As indicated in the table the district is faced with high level of malnutrition. This is attributed to lack of complementary feeding, non adherence to exclusive breast feeding and lacking of incoming generating ventures for the women. This implies that the physical and mental development of children will be adversely affected. Women should therefore be supported to increase their disposable income. This would help improve family diet. The attitude of mothers needs to be changed through vigorous educational campaign on exclusive breast feeding.

Community Based Health Planning and Services (CHPS)

Over the years, access to health service has been low due to far distances between communities as well as poor road network in the district. To overcome these problems, the Ghana Health Service is implementing what is known as Community based Health Planning and Services (CHPS). The district has been zoned into 14 CHPS zones. Under the CHPS programme, the district has been able to construct a CHPS compound at Buo and a staff has been trained and designated to the Buo CHPS programme.

Major Diseases in the District

The disease pattern of the district is similar to that of many rural districts and the country at large. The table below shows the top ten diseases of the district. As shown in the table above, malaria continues to be a major disease in the district. The high incidence of water and sanitation-related diseases implies that, when water and sanitation as well as behavioral issues are tackled, then over 60% of the diseases would have been eradicated.

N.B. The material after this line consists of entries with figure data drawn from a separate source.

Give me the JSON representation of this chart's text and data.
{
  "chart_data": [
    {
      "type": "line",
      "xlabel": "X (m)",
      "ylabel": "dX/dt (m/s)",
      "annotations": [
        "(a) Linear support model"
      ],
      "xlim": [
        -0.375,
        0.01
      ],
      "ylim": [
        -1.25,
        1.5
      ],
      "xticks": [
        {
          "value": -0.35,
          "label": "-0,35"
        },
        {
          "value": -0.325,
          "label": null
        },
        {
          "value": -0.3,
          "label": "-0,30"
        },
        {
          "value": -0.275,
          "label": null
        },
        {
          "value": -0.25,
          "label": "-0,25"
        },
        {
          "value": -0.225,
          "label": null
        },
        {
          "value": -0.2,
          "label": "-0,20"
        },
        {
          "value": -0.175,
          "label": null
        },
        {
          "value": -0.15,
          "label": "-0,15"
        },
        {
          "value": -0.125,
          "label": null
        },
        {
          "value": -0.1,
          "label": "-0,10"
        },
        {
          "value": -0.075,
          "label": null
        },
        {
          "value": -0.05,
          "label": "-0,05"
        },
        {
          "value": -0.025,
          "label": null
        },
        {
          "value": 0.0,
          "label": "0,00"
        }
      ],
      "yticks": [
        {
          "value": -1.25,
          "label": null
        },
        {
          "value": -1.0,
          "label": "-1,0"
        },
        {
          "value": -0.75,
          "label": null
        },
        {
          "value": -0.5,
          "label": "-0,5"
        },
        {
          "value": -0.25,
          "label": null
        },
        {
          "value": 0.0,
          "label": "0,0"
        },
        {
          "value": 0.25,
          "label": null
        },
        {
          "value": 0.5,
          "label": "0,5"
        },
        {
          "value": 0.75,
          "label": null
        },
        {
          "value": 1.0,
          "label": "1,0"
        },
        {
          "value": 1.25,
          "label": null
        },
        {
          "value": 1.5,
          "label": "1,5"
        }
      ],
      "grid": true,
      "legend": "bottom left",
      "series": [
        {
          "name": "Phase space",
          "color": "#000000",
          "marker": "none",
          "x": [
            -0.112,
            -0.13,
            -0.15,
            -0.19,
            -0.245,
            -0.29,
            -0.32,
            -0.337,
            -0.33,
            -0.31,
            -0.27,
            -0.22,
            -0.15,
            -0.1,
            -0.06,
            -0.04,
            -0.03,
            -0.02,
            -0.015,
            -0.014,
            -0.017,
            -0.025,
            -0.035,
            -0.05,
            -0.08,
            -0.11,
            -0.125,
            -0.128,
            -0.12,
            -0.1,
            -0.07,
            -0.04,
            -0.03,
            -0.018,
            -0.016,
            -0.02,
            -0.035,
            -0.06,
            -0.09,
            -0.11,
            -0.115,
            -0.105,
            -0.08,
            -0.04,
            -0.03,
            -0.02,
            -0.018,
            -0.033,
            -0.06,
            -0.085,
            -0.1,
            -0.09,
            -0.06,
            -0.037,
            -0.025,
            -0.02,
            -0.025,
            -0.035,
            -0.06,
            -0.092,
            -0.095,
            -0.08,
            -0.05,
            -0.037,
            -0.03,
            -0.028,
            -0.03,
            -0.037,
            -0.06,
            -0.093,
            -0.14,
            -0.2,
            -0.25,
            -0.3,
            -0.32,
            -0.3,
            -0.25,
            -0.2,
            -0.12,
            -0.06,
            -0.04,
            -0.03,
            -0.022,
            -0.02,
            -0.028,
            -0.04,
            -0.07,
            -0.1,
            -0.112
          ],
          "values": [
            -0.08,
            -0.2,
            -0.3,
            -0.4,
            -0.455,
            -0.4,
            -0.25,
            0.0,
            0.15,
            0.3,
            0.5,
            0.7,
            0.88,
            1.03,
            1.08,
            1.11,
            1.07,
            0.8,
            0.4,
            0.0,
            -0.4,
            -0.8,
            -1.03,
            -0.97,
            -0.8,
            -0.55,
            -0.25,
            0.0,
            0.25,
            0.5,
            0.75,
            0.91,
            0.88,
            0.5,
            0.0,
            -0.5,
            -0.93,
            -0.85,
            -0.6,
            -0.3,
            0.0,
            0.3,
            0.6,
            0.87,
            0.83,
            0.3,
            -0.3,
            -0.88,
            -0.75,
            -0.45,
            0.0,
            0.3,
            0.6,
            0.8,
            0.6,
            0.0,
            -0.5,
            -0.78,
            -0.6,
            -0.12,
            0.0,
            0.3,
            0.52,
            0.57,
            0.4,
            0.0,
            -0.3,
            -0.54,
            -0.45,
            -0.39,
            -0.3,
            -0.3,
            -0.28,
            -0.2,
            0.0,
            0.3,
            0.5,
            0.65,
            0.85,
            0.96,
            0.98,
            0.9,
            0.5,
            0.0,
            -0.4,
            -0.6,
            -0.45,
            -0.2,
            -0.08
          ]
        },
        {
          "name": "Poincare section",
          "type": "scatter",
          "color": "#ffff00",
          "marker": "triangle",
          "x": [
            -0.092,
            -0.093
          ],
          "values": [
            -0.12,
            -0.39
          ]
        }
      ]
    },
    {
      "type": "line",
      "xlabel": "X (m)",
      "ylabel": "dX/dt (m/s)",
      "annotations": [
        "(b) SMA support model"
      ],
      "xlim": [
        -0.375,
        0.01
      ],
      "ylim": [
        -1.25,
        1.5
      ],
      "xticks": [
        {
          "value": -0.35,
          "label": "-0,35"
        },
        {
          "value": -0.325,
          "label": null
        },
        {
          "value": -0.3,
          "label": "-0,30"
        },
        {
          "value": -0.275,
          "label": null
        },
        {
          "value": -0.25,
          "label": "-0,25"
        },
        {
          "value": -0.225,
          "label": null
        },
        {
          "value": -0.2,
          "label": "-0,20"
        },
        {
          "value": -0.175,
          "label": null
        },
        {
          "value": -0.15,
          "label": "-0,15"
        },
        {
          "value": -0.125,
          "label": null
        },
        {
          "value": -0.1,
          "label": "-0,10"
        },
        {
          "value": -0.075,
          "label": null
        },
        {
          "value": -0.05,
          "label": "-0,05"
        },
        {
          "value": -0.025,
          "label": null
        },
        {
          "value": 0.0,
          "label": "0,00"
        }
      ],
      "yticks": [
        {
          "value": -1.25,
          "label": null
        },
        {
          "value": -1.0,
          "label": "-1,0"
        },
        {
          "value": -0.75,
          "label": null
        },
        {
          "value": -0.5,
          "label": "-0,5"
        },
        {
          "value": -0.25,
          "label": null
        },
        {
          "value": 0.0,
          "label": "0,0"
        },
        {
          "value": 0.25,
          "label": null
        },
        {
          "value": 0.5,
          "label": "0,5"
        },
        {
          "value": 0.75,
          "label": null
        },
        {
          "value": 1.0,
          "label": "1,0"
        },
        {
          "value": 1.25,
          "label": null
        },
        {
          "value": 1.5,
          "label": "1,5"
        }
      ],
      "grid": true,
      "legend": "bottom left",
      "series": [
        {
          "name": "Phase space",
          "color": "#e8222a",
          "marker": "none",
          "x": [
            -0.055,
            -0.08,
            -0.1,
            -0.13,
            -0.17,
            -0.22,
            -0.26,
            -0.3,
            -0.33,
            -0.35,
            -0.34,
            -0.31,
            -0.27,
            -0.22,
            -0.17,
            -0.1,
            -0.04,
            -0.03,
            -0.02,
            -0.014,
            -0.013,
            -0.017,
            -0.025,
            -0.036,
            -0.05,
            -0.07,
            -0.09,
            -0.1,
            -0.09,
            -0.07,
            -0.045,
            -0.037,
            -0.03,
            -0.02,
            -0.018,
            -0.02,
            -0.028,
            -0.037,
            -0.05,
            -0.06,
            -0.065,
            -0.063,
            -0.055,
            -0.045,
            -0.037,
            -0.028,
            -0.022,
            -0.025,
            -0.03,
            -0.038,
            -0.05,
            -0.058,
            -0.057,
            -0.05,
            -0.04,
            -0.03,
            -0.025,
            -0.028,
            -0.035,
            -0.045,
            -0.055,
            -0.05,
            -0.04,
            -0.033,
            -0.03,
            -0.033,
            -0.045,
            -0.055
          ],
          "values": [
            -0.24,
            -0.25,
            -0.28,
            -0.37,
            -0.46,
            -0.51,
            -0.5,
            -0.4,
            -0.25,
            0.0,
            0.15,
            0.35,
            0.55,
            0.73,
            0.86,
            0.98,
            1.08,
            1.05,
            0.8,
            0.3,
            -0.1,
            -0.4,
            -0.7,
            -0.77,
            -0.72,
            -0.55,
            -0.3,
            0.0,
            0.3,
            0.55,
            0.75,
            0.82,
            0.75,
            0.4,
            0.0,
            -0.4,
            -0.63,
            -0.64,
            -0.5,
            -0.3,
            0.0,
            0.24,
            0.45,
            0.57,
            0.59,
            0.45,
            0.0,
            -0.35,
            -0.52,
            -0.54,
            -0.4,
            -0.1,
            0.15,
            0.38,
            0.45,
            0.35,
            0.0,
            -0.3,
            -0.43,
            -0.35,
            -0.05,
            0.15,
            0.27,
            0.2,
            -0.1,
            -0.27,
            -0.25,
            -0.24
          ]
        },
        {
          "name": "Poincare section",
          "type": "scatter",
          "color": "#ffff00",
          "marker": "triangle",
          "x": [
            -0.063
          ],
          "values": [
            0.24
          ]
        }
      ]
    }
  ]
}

In 2004, ARI was not a major disease. However in 2005 ARI appeared as the second predominant disease in the district. Efforts should be made to curb the control the cases of ARI and malaria. Moreover, safety campaign should be carried out to reduce the cases of Road Traffic Accidents. The figure below gives a pictorial presentation of the incidence of diseases in the district.


The analysis considers the medical staff, Para-medical as well as other supporting staff of the various health institutions. From the table it is clear that the district is faced with inadequate staff both at the DHMT and the four sub districts. This results in effective service delivery. At the DHMT 14 additional staff will be required to augment the existing number. On the other hand, the four sub district will need 30 additional staffs.

National Health Insurance Scheme

As part of measures to provide affordable health care service to the people, the district started implementing the Mutual Health Insurance Scheme ran by the Sissala East scheme management. However, plans are under way to establish the scheme in the SWD. An 11 member board has been put in place for the take off of the scheme. The scheme has duly registered with the Registrar General Department and has been issued with a Certificate of Incorporation and a Certificate of commencement of business. The scheme has thus been benefiting since November, 2005. For the purpose of the scheme, the district has been zoned into 52 communities out of which 51 have had their committees formed and trained. Sensitization on the scheme covers about 70% and the district target is 90% coverage by the end of 2006.

The problems confronting the NHIS include;
• Lack of permanent office accommodation for the scheme.
• Inadequate funds to run the scheme.
• Inadequate logistics for effective operation of the scheme.


As an infant District data on HIV/AIDS is non-existent. This is partially due to fact that, there is no standard Health facility to detect the state of HIV/AIDS. Patients which exhibit symptoms of HIV/AIDS are referred to Tumu Hospital but there is often no feed back therefore managing the disease is difficult. However, the District Assembly has taken measures to combat the situation. Focal Person on HIV/AIDS has been put in place. The District Assembly has provided 1% of its share of the DACF into MSHAP Account for the implementation of the MSHAP which is the current National Strategy to combat the HIV/AIDS pandemic.

Key Health Problems

  1. Lack of office and residential accommodation
  2. Inadequate Transport ( Vehicle, Ambulance, Motorbikes, Bicycles) for the institutions
  3. Inadequate Clinic s/CHPS compounds
  4. Inadequate Staff ((Midwifes, CHN, SRNs)
  5. Inadequate equipments in the health centres.
  6. High incidence of malaria and malnutrition.